The office technology dealers and manufacturers must capitalize on as much of the current deliverables profit as possible to fund the transition to whatever the new way becomes or they create. So, some questions to answer. Do you have the budget to create and implement change, or will the budgets of others consume you? Will you be the force of change, or be forced to change? Does your organization have 100 percent total control of all operating costs, and if you do, what data do you have to prove it?
Products and services are created to solve end-user problems and when yesterday’s problems are no longer today’s problems, the means to their desired outcomes change or simply become obsolete. End-users do not purchase things because someone made them (unless they are buying arts and crafts, of course). End-users purchase things because they are needed, they do not buy features which provide no benefits or engage in services which are complicated when simplicity is preferred. End-users should always be the motivation for any products or services created. As an industry goes through decline, its actors will become desperate to survive. Some manufacturers will create products based on competing with other manufacturers or impressing themselves instead of competing for and impressing their customers.
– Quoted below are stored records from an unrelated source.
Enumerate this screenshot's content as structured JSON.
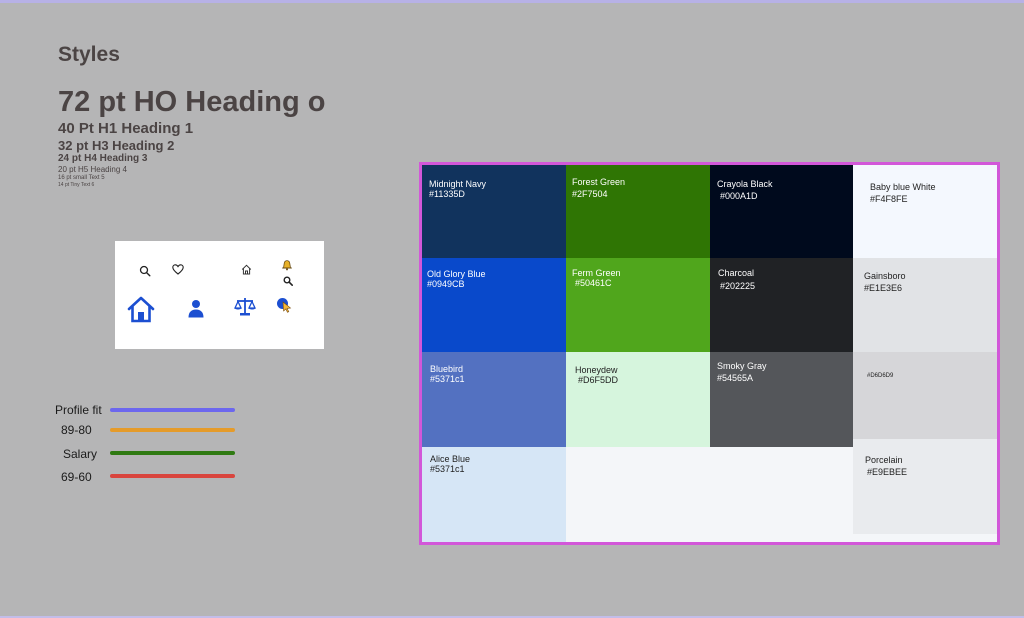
{
  "styles": {
    "title": "Styles",
    "headings": {
      "h0": "72 pt HO Heading o",
      "h1": "40 Pt H1 Heading 1",
      "h3": "32 pt H3 Heading 2",
      "h4": "24 pt H4  Heading 3",
      "h5": "20 pt H5 Heading 4",
      "small": "16 pt small Text  5",
      "tiny": "14 pt Tiny Text 6"
    }
  },
  "icons": [
    "search-icon",
    "heart-icon",
    "home-icon",
    "bell-icon",
    "search-icon",
    "home-icon",
    "user-icon",
    "scale-icon",
    "pointer-icon"
  ],
  "legend": [
    {
      "label": "Profile fit",
      "color": "#6c67ee"
    },
    {
      "label": "89-80",
      "color": "#e59b2a"
    },
    {
      "label": "Salary",
      "color": "#2f7a12"
    },
    {
      "label": "69-60",
      "color": "#d9453e"
    }
  ],
  "palette": {
    "border_color": "#d257d9",
    "swatches": [
      {
        "name": "Midnight Navy",
        "hex": "#11335D",
        "color": "#11335d"
      },
      {
        "name": "Forest Green",
        "hex": "#2F7504",
        "color": "#2f7504"
      },
      {
        "name": "Crayola Black",
        "hex": "#000A1D",
        "color": "#000a1d"
      },
      {
        "name": "Baby blue White",
        "hex": "#F4F8FE",
        "color": "#f4f8fe"
      },
      {
        "name": "Old Glory Blue",
        "hex": "#0949CB",
        "color": "#0949cb"
      },
      {
        "name": "Ferm Green",
        "hex": "#50461C",
        "color": "#50a61c"
      },
      {
        "name": "Charcoal",
        "hex": "#202225",
        "color": "#202225"
      },
      {
        "name": "Gainsboro",
        "hex": "#E1E3E6",
        "color": "#e1e3e6"
      },
      {
        "name": "Bluebird",
        "hex": "#5371c1",
        "color": "#5371c1"
      },
      {
        "name": "Honeydew",
        "hex": "#D6F5DD",
        "color": "#d6f5dd"
      },
      {
        "name": "Smoky Gray",
        "hex": "#54565A",
        "color": "#54565a"
      },
      {
        "name": "",
        "hex": "#D6D6D9",
        "color": "#d6d6d9"
      },
      {
        "name": "Alice Blue",
        "hex": "#5371c1",
        "color": "#d6e6f6"
      },
      {
        "name": "Porcelain",
        "hex": "#E9EBEE",
        "color": "#e9ebee"
      }
    ]
  }
}
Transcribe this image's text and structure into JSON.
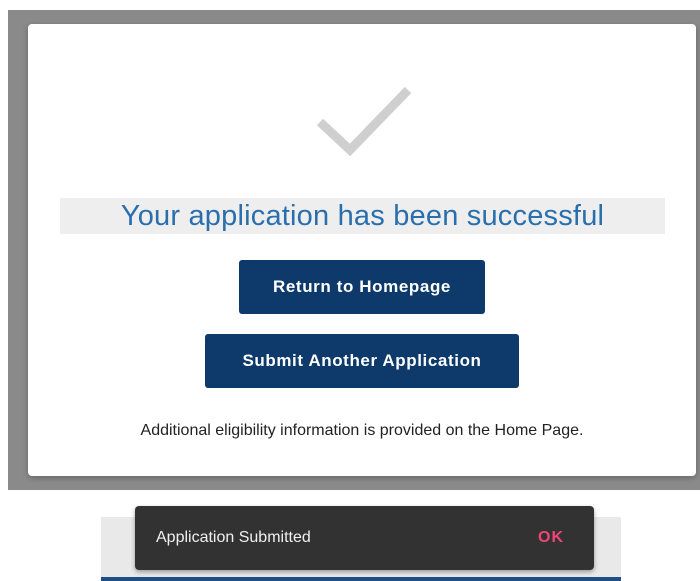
{
  "dialog": {
    "icon": "checkmark-icon",
    "title": "Your application has been successful",
    "return_button_label": "Return to Homepage",
    "another_button_label": "Submit Another Application",
    "info_text": "Additional eligibility information is provided on the Home Page."
  },
  "snackbar": {
    "message": "Application Submitted",
    "action_label": "OK"
  },
  "colors": {
    "title": "#2a6fad",
    "button": "#0d3a6a",
    "snackbar_bg": "#323232",
    "snackbar_action": "#f0457a",
    "check_icon": "#cfcfcf"
  }
}
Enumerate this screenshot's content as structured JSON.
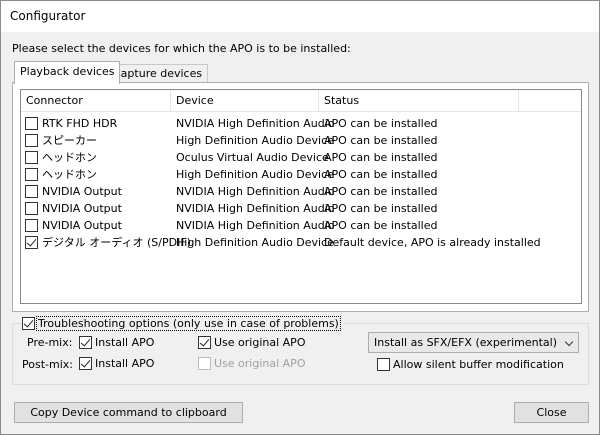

“Attention legacy companies! While you continuously fight to get buy-in for change, your new competitor bought in for continuous improvement, and then bets on your complacency.”
The innovative-thinking companies will rise to the occasion of change because they were part of the change. The old way sparked their imagination; they saw what could be from what is. These innovative companies look through the wall of complacency and see their vision as a motion picture. While status quo thinkers see their vision as a still shot, they took a picture of yesterday and believed their vision of yesterday’s successes would remain clear tomorrow. True visionaries see tomorrow in a completely different setting, they see today only as a current destination they understand they must travel to tomorrow and expect the path they take will be completely different than the path they’re on today.
As we continue transitioning to the pull economy, many legacy players will find themselves pushed aside by their customers. Their customers will pull to them a better experience from the new or reinvented competitor. Unfortunately, soon little by little, then more and more of your customers will be tuning out your tired, outdated sales and service process and begin ordering and getting service from the new competitor who delivers that better experience. So be the new competitor. Reinvent yourself.
“You can be the vendor with the greatest relationships and quickly lose to the new unknown competitor who delivers a better experience.”